“Solitary confinement is not a head banging against the wall in terror or rage. Sometimes it is, but mostly it’s just the slow erasure of who you thought you were. You think you are still you, but you have no real way of knowing. How can you know if you have no one to reflect you back to yourself?”
This was written by Shane Bauer, who was imprisoned in Iran with two friends in 2009 for allegedly crossing into Iran from Iraqi Kurdistan while hiking. He was kept in solitary confinement for some months before being released two years later. The three friends later wrote about their experiences in a book titled A sliver of light, published in 2014.
A sense of self
Behavior analysts know that the short answer to the title question is “What you know of yourself is what your verbal community tells you.” How could it be otherwise? After all, much of our repertoire is the result of countless interactions with others. From them, we learn not only an endless variety of skills, but also a self-descriptive repertoire – our ability to be aware of our own behavior. We learn from others to label our own behavior just as we learn to label everything else, and the outcome is what we call a growing sense of self – who we are as an individual.
As we acquire the behavior of labeling objects and events, including our own behavior, we also learn to identify the fact that we are engaged in the act of observing. Unlike other species, we learn not just to respond to events, but also to respond to the fact that we are responding. So we not only learn to note that our dog sees a squirrel but the fact that we are engaged in the act of seeing our dog respond to the squirrel. This skill of observing our own behavior is the root of what we call awareness. We say that we are aware of something not when we merely respond to it but only when we can tact it in some way. We respond to countless events every day, but we are aware of only some of them – those we can articulate or in some way recognize at the time.

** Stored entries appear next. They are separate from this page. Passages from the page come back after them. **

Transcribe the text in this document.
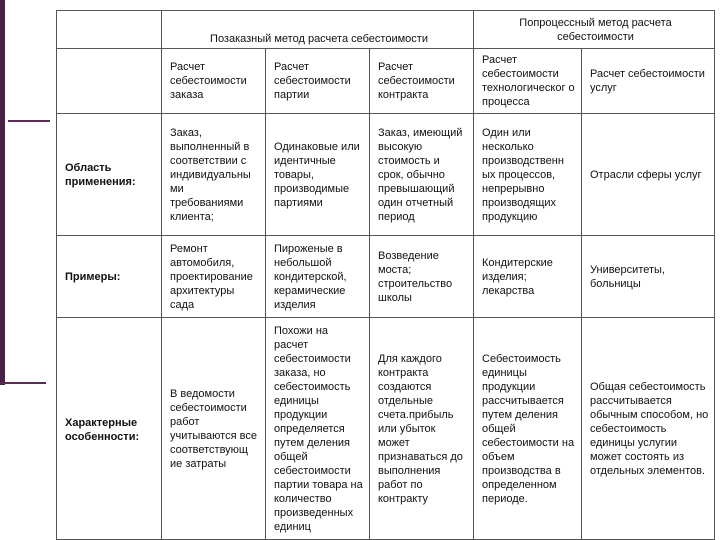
	Позаказный метод расчета себестоимости			Попроцессный метод расчета себестоимости	
	Расчет себестоимости заказа	Расчет себестоимости партии	Расчет себестоимости контракта	Расчет себестоимости технологическог о процесса	Расчет себестоимости услуг
Область применения:	Заказ, выполненный в соответствии с индивидуальны ми требованиями клиента;	Одинаковые или идентичные товары, производимые партиями	Заказ, имеющий высокую стоимость и срок, обычно превышающий один отчетный период	Один или несколько производственн ых процессов, непрерывно производящих продукцию	Отрасли сферы услуг
Примеры:	Ремонт автомобиля, проектирование архитектуры сада	Пироженые в небольшой кондитерской, керамические изделия	Возведение моста; строительство школы	Кондитерские изделия; лекарства	Университеты, больницы
Характерные особенности:	В ведомости себестоимости работ учитываются все соответствующ ие затраты	Похожи на расчет себестоимости заказа, но себестоимость единицы продукции определяется путем деления общей себестоимости партии товара на количество произведенных единиц	Для каждого контракта создаются отдельные счета.прибыль или убыток может признаваться до выполнения работ по контракту	Себестоимость единицы продукции рассчитывается путем деления общей себестоимости на объем производства в определенном периоде.	Общая себестоимость рассчитывается обычным способом, но себестоимость единицы услугии может состоять из отдельных элементов.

When our own behavior is the subject of this awareness, we develop an evolving self-descriptive repertoire. It is always evolving because even once acquired this skill continues to depend on our social environment. Different verbal communities provide different contingencies. Our colleagues at work respond to us somewhat differently than our families, for instance, and our friends offer still different reactions. From these different social groups, we learn about ourselves in their terms. In one context we see ourselves as serious or smart or hard working, in another we believe we are fun loving, funny, or spontaneous, and so forth.
It’s easy to ignore where these assessments come from. Most people accept their personality as just who they are, never wondering how they come to know themselves as they do. We tend to ignore the hint that different verbal communities provide somewhat different reflections of us. Although we know we behave differently in different social circumstances, we assume that the same personality lies at the core of any variations. With this perspective, few consider that our sense of our personality is actually created by these communities. Although it may seem that we make our own judgments about who we are and how others see us, there is no independent self that stands apart from our social history available for this role. The repertoire we bring to what seems a personal assessment is the same one created by others. Our perspective may be unique, but it depends entirely on what we learn from others.
What if we lose our social context?
Take away our access to others, and what is the impact on our personal identity? If the idea of solitary confinement is, well, too confining, what if we were shipwrecked on a desert island? We would be able to roam around – presumably looking for food and entertainment – but without a friend or two, much less a more flourishing social environment, our sense of who we are is going to change. It would take more than a week or two – that might be a nice little vacation from others – but months and certainly years without socialization would take a toll on our self-descriptive repertoire. Along with other facets of our behavior that lose maintaining consequences, it would weaken. Having never done the Robinson Crusoe thing (before he ran into Friday, of course), it’s hard to imagine the effects of completely losing the pervasive effects of our daily interactions with others, but we know what happens to behavior when maintaining contingencies are discontinued.
Although our verbal repertoire would likely remain intact in this desert island experience, given that we would continue to serve as both speaker and listener, it would certainly weaken in various ways. Among these, it would suffer from the absence of other speakers and listeners responding to our behavior. Over time, our ability to know ourselves would deteriorate. Lacking social occasions, we would not have the opportunity to observe how others react to us. We would not observe our behavior in social contexts. How would we know if we are serious or smart or hard working? Are we still fun loving, funny, or spontaneous? It would seem that we would remember who we used to be or perhaps still are, but this assessment has always benefited from ongoing feedback. Yes, remnants of our self-descriptive capabilities would probably persist, but as behavior analysts we should respect the effects of extinction contingencies on such a core part of our repertoire.
In sum, our verbal communities mirror who we are. Having taught us self-awareness, they continue to reflect our behavior throughout out lives. The personal qualities we attribute to ourselves come not from our own assessment but from how others react to us. If you were deprived of these reactions for a long enough period, you would experience the “slow erasure of who you thought you were.”
Reference
Bauer, S., Fallal, J., & Shourd, S. (2014). A sliver of light. New York: Mariner Books.